Male Team 30 Jun - 09 Jul
Giro d'Italia Donne
927 Kilometers 9 Stages
Eurosport / GCN will broadcast the final part of each stage live.
There will be 10-6-4″ available at every road stage finish, plus 3-2-1″ at intermediate sprints.
The Movistar Team conquered the overall classification of the race in 2022 with Annemiek van Vleuten.
Annemiek van Vleuten and the Movistar Team tackle their last July together with two opportunities to keep making history. The World Road Race Champion will seek at the 34th edition of the Giro d’Italia Donne to defend her title at the second Grand Tour of 2023 and bid farewell in style to a land she loves so much. She will try to do so at an open, demanding, exciting course, surely against big rivals.
The only TT of the race will be faced on day one (Friday 30th June), over a technical, hilly 4km course in Chianciano Terme, close to Siena. After that will come a first mountain stage, with the long QOM of Passo della Colla (Cat-2; 16km at 4.5%) before the finish in Marradi (Saturday 1st July). Two expected sprints, in Modena (Sunday 2nd) and Borgo Val di Taro (Monday 3rd) will preceed the decisive stages.
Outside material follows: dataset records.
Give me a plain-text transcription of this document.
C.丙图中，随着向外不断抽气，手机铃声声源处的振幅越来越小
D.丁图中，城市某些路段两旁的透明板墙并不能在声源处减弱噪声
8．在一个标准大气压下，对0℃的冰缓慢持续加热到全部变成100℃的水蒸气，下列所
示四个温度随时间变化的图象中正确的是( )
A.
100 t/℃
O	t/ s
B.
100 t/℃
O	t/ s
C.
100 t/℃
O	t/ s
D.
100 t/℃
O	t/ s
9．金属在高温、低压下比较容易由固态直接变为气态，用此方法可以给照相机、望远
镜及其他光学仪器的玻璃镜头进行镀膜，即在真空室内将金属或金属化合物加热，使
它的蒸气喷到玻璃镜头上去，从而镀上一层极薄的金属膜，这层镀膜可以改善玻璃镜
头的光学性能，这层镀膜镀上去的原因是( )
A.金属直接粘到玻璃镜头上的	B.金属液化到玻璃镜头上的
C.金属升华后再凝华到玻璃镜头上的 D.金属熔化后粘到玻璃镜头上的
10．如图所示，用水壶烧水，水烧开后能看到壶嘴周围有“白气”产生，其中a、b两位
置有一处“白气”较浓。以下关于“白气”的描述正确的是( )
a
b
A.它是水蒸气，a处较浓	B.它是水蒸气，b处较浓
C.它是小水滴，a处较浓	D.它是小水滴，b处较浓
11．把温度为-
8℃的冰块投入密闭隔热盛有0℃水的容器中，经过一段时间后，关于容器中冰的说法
Tuesday 4th will bring the stage with most elevation gain (+2500m) and toughest slopes (a 10km, almost 9% ‘GPM’ right after the start), set to make a significant GC selection at Ceres’ finish. On Wednesday 5th, the first mountain-top finish will take the race to Canelli (2.5km at 7%), while on Thursday 6th, riders will face arguably the Queen stage to Alassio, with no respite, a very tough final 15km and another uphill finish.
A transfer day (Friday 7th) towards Sardinia will only leave two stages to cover in the island, with no big climbs yet still lumpy, to Sassari (Saturday 8th) and Olbia (Sunday 9th). The race could well be decided before that last weekend – but in Italy, you absolutely never know.